Children’s Book Explores the Great ‘Knish War’
Once upon a time on New York City’s Lower East Side, Jewish immigrants from Eastern Europe sold knishes from pushcarts and little knisheries. That was more than 100 years ago. But today, those dumplings filled with cheese, kasha or potatoes are still a staple in many delicatessens.
Author Joanne Oppenheim was fascinated with the popularity of those delicious noshes, and wanted kids today to know about them. So, she wrote The Knish War on Rivington Street.
The book’s story, which is based on true events that happened in 1916, is about Benny and his family, who have a successful baked knish business on Rivington Street.
As the story begins, people often wait in line to buy knishes from Benny’s family — and at 5 cents a knish, they’re a real bargain. Then, another family — the Tisch family — opens a store across the street, and starts selling square, fried knishes. A knish war ensues. Prices drop, signs are made, raffles are created, street music is played — anything to sway customers to buy from them.
The mayor comes for a visit, and he can’t decide which kind he likes better — round or square? Baked or fried? Eventually the rivals form a truce, and Rivington Street is called the Knish Capital of the World.
Oppenheim, who was born and raised in New York’s Catskill Mountains, lives in New York City; she got the idea to write the book after she heard a lecture about the history of knishes.
“I was at an event at the Brooklyn Historical Society, and a woman called ‘The Knish Lady’ was talking about the knish war on Rivington Street,” she says. “I went to the archives and read about it in a New York Times article written in January 1916.”
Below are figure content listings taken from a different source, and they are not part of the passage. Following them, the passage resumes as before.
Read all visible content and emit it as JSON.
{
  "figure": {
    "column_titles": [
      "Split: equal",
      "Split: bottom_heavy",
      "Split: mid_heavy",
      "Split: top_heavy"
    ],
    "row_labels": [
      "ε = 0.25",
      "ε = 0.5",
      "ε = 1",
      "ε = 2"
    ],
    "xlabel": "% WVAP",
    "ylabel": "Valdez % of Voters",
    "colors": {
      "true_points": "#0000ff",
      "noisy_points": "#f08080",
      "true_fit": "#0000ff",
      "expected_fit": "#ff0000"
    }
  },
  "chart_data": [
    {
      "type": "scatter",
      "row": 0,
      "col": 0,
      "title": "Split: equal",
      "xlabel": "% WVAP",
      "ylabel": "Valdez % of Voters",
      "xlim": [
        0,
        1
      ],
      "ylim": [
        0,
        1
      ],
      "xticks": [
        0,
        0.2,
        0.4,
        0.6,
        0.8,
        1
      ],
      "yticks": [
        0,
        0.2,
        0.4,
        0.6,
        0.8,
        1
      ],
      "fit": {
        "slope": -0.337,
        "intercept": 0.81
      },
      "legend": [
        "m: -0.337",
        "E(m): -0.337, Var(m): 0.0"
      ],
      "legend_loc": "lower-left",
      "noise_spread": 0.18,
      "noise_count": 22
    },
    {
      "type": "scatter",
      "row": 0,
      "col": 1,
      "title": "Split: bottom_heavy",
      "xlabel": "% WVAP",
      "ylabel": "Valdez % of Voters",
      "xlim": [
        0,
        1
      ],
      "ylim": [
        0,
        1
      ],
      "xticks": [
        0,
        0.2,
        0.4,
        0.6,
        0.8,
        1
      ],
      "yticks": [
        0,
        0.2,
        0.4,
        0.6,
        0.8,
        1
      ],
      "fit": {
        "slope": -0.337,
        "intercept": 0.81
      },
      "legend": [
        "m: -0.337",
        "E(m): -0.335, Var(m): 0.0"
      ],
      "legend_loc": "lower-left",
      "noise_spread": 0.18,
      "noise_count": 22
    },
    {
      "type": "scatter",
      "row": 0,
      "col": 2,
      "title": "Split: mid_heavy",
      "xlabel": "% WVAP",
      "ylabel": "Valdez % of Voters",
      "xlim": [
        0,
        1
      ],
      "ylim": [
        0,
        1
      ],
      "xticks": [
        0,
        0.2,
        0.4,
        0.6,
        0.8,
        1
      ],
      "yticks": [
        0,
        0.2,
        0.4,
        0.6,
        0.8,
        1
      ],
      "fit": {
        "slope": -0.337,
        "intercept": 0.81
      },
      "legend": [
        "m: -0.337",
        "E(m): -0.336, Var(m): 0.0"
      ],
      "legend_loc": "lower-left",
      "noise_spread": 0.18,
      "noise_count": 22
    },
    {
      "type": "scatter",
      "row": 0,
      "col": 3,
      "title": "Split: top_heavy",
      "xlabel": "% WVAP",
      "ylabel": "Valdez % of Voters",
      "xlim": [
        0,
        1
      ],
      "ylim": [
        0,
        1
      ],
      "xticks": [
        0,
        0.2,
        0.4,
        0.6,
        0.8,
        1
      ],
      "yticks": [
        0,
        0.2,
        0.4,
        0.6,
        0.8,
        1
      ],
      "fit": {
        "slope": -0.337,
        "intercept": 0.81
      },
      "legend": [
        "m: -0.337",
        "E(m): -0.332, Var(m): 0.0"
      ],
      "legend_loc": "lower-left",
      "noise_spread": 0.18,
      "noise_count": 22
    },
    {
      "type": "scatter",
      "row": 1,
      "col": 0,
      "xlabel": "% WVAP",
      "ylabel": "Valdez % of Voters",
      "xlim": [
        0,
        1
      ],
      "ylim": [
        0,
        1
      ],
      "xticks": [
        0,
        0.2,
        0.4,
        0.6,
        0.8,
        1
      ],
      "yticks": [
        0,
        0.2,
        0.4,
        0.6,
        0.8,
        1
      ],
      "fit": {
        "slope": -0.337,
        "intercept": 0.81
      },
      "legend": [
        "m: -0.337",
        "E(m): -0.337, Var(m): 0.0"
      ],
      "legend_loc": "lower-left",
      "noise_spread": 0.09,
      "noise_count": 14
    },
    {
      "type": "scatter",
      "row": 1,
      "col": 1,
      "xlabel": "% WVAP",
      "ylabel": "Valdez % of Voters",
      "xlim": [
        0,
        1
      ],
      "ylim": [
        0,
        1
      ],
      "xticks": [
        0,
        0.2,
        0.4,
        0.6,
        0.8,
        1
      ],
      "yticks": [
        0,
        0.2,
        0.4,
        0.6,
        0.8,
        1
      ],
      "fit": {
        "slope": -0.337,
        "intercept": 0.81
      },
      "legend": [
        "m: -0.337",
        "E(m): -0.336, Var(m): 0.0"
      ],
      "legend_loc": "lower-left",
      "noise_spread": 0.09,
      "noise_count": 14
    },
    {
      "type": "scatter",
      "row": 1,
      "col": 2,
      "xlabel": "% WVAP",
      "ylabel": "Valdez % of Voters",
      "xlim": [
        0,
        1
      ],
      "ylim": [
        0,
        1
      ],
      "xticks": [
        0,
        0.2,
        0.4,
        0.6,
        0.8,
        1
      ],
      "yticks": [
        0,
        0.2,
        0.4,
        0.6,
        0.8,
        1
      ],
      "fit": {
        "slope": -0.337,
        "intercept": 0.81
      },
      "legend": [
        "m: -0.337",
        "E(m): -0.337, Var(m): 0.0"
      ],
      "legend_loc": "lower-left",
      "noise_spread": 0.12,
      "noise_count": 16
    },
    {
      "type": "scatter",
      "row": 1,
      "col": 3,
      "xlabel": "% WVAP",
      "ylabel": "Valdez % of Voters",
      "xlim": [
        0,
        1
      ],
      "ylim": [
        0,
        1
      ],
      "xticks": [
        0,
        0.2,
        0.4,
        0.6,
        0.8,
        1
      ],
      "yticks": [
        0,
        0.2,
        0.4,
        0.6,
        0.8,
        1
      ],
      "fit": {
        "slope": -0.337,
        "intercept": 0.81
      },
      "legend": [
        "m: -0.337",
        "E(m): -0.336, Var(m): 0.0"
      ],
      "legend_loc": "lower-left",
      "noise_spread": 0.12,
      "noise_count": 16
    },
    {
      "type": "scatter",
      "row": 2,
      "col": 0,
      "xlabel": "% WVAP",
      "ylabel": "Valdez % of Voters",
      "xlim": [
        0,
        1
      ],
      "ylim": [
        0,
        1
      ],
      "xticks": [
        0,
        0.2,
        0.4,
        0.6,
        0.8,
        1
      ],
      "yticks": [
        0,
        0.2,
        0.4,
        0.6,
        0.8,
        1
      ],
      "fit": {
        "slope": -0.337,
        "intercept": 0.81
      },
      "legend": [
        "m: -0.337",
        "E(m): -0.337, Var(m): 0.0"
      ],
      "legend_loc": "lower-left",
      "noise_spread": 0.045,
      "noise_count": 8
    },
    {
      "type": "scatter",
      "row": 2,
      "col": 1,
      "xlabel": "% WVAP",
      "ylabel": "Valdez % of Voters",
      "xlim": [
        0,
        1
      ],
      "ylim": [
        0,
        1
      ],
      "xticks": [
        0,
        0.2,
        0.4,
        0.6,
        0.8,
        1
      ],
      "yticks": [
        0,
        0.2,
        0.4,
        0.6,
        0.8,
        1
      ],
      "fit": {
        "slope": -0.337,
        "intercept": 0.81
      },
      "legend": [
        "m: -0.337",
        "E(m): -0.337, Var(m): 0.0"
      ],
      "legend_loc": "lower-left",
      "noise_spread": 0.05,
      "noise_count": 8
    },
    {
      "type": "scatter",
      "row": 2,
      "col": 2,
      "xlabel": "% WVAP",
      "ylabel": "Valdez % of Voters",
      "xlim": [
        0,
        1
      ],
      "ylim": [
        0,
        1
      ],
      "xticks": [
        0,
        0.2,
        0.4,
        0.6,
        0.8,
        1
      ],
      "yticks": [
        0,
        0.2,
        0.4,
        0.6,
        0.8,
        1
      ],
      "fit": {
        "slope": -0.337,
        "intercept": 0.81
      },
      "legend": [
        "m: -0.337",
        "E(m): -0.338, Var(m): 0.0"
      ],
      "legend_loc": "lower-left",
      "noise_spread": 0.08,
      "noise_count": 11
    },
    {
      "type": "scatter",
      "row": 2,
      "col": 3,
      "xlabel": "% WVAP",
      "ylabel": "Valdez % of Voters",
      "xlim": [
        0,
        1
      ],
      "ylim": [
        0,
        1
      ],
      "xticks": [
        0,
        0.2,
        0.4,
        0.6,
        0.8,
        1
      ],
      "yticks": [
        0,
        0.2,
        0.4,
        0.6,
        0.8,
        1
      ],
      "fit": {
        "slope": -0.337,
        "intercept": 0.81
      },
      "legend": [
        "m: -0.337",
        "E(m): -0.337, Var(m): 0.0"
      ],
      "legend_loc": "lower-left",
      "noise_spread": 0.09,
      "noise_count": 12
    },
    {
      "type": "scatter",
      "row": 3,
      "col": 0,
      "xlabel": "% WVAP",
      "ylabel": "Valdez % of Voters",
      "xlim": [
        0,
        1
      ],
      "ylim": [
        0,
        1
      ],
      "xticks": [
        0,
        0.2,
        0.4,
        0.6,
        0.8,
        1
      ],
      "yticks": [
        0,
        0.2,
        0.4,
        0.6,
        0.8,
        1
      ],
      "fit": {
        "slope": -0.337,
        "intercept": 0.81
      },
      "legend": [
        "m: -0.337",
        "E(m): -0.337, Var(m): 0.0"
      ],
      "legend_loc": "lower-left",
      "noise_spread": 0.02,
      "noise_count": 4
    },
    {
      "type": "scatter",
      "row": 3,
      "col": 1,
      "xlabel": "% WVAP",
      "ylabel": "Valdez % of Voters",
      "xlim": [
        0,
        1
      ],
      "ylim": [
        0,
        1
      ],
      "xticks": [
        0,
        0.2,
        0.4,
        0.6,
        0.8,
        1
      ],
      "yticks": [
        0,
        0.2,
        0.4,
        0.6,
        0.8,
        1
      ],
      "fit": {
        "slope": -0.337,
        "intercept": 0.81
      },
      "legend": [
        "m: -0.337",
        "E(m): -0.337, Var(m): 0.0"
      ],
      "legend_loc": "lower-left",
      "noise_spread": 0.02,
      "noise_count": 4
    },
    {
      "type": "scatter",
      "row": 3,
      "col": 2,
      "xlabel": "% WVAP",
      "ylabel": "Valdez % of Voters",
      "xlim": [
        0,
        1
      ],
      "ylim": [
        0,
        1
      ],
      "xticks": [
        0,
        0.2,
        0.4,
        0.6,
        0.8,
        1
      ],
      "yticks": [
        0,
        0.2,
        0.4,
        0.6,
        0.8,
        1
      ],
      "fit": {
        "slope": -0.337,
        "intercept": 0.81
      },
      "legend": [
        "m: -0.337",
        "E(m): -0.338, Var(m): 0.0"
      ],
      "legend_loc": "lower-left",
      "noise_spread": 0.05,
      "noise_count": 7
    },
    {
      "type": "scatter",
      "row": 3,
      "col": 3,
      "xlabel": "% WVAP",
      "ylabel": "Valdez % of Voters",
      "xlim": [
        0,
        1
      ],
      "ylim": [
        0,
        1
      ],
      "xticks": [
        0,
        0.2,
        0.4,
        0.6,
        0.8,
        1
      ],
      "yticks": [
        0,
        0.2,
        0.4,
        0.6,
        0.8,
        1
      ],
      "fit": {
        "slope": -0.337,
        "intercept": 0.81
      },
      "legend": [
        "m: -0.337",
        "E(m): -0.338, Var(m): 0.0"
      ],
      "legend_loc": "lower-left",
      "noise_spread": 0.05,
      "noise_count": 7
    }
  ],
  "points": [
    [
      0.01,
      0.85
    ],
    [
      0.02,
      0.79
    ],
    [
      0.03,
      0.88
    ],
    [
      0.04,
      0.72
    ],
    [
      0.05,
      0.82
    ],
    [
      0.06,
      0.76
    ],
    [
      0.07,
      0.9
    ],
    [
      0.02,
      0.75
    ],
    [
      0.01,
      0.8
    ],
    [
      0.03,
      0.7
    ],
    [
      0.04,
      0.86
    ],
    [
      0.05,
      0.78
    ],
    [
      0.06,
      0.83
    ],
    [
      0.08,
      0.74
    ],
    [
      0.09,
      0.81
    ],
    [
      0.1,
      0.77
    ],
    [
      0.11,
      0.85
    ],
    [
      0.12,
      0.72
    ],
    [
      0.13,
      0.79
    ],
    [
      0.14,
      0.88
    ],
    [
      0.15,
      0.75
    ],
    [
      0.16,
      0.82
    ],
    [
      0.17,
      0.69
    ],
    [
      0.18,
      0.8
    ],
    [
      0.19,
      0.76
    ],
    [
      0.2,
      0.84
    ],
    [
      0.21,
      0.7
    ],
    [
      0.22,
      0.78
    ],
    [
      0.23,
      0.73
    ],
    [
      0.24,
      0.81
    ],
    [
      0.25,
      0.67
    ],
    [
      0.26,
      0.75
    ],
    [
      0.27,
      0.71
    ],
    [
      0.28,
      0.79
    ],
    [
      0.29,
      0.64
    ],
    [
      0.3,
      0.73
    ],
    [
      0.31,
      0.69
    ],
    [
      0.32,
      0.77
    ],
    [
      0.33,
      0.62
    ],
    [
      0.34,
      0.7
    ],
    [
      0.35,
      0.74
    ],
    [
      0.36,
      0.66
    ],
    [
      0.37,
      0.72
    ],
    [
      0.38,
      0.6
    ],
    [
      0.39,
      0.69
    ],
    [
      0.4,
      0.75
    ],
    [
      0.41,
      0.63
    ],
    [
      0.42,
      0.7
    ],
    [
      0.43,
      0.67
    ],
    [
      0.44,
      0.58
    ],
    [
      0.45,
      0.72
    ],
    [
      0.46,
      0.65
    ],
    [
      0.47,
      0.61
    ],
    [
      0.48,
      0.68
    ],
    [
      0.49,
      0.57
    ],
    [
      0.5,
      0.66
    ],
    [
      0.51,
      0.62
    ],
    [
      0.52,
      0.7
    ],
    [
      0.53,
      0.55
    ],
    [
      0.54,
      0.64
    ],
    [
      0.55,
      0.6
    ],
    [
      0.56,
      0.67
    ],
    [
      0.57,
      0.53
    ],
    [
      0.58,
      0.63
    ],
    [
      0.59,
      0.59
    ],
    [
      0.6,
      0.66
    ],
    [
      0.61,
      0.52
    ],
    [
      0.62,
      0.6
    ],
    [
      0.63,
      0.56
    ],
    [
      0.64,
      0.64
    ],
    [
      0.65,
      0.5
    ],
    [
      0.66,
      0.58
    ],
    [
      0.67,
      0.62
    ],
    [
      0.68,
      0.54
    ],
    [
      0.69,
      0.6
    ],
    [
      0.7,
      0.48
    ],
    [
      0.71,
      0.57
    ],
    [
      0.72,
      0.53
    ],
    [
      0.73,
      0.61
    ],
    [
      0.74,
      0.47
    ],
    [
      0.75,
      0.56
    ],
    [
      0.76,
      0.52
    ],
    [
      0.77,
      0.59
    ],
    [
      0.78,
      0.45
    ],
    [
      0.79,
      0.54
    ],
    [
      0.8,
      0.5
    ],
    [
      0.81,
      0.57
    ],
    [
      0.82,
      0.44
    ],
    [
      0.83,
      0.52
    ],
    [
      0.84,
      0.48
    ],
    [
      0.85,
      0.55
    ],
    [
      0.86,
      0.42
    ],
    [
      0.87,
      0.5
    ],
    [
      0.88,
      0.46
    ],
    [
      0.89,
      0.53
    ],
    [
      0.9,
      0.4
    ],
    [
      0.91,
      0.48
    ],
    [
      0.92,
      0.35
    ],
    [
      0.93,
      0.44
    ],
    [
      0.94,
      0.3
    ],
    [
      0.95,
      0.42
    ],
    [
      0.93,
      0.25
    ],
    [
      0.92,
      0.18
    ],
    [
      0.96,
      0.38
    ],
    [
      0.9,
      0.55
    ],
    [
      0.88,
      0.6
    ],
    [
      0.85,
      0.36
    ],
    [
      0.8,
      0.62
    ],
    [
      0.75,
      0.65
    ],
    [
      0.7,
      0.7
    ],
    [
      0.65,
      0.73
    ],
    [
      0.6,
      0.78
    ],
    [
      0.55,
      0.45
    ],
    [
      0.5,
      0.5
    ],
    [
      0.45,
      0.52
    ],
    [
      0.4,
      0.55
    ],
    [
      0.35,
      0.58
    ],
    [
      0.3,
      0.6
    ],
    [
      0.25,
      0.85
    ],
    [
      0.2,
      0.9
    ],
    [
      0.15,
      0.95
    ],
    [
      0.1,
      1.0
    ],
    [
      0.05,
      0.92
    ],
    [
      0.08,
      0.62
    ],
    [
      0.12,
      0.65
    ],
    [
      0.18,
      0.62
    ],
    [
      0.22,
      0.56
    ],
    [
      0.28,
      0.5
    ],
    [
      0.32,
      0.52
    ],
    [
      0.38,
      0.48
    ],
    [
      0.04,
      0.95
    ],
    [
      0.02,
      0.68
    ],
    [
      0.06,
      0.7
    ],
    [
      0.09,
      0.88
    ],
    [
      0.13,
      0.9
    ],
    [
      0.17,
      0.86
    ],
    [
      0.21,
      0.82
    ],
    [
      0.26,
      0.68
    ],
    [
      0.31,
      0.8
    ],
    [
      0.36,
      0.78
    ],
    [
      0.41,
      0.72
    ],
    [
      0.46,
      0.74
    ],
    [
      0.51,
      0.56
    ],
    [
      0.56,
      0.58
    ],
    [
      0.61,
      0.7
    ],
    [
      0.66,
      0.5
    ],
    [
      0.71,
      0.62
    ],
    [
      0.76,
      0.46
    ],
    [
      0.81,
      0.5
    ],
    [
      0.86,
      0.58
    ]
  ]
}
Although her book is very entertaining, her hope is to convey the message that competition is OK — and that you don’t have to be the best, because there is always more than one way to do something. She also wanted to capture pictures of what life was like in the last century — which Jon Davis’ illustrations charmingly achieve.
At the end of her book, Oppenheim added a recipe for knishes. “I mentioned to the editor [that] it would be great to include a recipe — so I had to learn how to make them at home,” she says. “I had to look up recipes and adapt them and make them my own. With beginner’s luck, I think they turned out to be delicious.”
Oppenheim has written more than 50 books for and about kids, including The Prince’s Bedtime and The Prince’s Breakfast. She co-founded, along with her daughter, the Oppenheim Toy Portfolio, where they review children’s products; they have also become contributors on NBC’s Today Show.
According to Oppenheim, when she began writing the book, she knew that kids were more familiar with bagels, but wanted her book to be about a Jewish food perhaps not so widely known. “I wanted kids to understand what a knish was,” she says. “And who knows — maybe knishes will have a rebirth.”